Graph Neural Networks (GNNs) are emerging as a powerful tool for learning from graph-structured data and performing sophisticated inference tasks in various application domains. Although GNNs have been shown to be effective on modest-sized graphs, training them on large-scale graphs remains a significant challenge due to lack of efficient data access and data movement methods. Existing frameworks for training GNNs use CPUs for graph sampling and feature aggregation, while the training and updating of model weights are executed on GPUs. However, our in-depth profiling shows the CPUs cannot achieve the throughput required to saturate GNN model training throughput, causing gross under-utilization of expensive GPU resources. Furthermore, when the graph and its embeddings do not fit in the CPU memory, the overhead introduced by the operating system, say for handling page-faults, comes in the critical path of execution. To address these issues, we propose the GPU Initiated Direct Storage Access (GIDS) dataloader, to enable GPU-oriented GNN training for large-scale graphs while efficiently utilizing all hardware resources, such as CPU memory, storage, and GPU memory with a hybrid data placement strategy. By enabling GPU threads to fetch feature vectors directly from storage, GIDS dataloader solves the memory capacity problem for GPU-oriented GNN training. Moreover, GIDS dataloader leverages GPU parallelism to tolerate storage latency and eliminates expensive page-fault overhead. Doing so enables us to design novel optimizations for exploiting locality and increasing effective bandwidth for GNN training. Our evaluation using a single GPU on terabyte-scale GNN datasets shows that GIDS dataloader accelerates the overall DGL GNN training pipeline by up to 392X when compared to the current, state-of-the-art DGL dataloader.

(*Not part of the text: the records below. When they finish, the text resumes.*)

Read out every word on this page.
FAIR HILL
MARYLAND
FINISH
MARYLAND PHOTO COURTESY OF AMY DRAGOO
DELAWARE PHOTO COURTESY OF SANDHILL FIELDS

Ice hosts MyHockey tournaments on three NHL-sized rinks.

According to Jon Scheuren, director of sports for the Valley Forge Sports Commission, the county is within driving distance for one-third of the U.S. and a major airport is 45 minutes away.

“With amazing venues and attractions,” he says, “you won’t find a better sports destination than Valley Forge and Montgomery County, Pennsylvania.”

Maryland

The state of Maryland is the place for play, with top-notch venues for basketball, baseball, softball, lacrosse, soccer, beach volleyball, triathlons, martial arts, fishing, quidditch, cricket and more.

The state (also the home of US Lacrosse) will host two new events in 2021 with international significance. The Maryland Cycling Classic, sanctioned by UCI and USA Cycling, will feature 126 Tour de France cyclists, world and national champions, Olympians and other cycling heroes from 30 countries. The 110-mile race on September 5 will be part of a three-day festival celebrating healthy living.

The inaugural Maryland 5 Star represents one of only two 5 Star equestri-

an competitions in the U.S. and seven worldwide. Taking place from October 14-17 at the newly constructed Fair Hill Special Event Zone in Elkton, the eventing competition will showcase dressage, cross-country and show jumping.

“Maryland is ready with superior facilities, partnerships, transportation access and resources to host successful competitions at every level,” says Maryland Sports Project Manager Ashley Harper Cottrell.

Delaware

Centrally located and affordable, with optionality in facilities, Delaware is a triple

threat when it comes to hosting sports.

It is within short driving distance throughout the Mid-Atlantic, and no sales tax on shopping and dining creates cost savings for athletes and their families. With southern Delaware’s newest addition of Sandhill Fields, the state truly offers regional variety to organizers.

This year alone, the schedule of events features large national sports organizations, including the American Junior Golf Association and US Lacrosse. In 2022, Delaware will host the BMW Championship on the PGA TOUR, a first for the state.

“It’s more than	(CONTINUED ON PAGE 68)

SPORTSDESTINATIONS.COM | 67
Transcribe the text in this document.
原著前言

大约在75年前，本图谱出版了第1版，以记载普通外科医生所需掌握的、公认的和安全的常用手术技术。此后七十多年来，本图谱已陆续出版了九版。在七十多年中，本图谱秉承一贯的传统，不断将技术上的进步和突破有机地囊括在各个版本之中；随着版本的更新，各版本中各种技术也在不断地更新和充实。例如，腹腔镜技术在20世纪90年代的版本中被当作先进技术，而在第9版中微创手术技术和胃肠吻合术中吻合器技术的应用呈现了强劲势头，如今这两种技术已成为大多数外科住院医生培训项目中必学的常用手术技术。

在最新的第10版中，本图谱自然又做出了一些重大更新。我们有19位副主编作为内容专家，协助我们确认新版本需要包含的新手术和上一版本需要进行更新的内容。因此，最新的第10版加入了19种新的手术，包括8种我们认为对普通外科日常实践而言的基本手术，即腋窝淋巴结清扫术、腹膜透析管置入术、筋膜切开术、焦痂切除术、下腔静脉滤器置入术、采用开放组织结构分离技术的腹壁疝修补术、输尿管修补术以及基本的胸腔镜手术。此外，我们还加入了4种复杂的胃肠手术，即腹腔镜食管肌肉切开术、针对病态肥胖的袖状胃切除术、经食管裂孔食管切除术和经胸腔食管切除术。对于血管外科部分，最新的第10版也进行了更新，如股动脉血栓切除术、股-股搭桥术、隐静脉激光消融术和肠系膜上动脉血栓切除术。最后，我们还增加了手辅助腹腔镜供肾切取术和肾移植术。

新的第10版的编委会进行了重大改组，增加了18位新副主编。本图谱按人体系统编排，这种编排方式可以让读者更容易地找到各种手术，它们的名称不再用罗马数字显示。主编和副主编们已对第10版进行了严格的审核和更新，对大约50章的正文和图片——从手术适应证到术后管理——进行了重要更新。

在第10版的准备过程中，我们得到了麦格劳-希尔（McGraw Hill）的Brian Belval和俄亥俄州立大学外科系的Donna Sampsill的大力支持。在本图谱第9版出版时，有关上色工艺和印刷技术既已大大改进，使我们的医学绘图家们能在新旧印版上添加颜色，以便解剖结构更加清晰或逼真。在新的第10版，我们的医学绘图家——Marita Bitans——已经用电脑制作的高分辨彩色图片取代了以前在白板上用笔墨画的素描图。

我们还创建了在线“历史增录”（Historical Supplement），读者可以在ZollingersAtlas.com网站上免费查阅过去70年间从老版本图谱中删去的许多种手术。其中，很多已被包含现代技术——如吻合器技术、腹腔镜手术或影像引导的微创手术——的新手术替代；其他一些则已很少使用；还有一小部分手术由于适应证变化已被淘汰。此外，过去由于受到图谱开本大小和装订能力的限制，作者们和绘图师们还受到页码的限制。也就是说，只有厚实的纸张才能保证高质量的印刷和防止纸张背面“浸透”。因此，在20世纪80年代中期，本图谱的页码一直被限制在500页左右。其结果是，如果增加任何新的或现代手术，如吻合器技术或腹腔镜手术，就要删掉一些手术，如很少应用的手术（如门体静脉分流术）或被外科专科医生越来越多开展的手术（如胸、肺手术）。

翻译：图神经网络（GNN）正成为从图结构数据中学习并在各应用领域执行复杂推理任务的有力工具。尽管GNN在中等规模图上已展现有效性，但在大规模图上训练仍因缺乏高效数据访问与数据移动方法而面临重大挑战。现有GNN训练框架采用CPU执行图采样与特征聚合，而模型权重的训练与更新则在GPU上进行。然而，深度性能分析表明，CPU无法达到饱和GNN模型训练吞吐量所需的数据吞吐率，导致昂贵的GPU资源严重利用不足。此外，当图数据及其嵌入无法完全容纳于CPU内存时，操作系统处理缺页中断等操作引入的开销将进入执行关键路径。为解决这些问题，我们提出GPU初始化直接存储访问（GIDS）数据加载器，通过混合数据放置策略高效利用CPU内存、存储与GPU内存等所有硬件资源，实现面向GPU的大规模图训练。通过允许GPU线程直接从存储设备获取特征向量，GIDS数据加载器解决了面向GPU的GNN训练中内存容量不足的问题。同时，GIDS数据加载器利用GPU并行性容忍存储延迟，并消除了昂贵的缺页开销，从而设计出利用局部性提升有效带宽的新颖优化方法。在TB级GNN数据集上使用单GPU的评估表明，与当前最先进的DGL数据加载器相比，GIDS数据加载器将DGL GNN训练流水线的整体速度提升了高达392倍。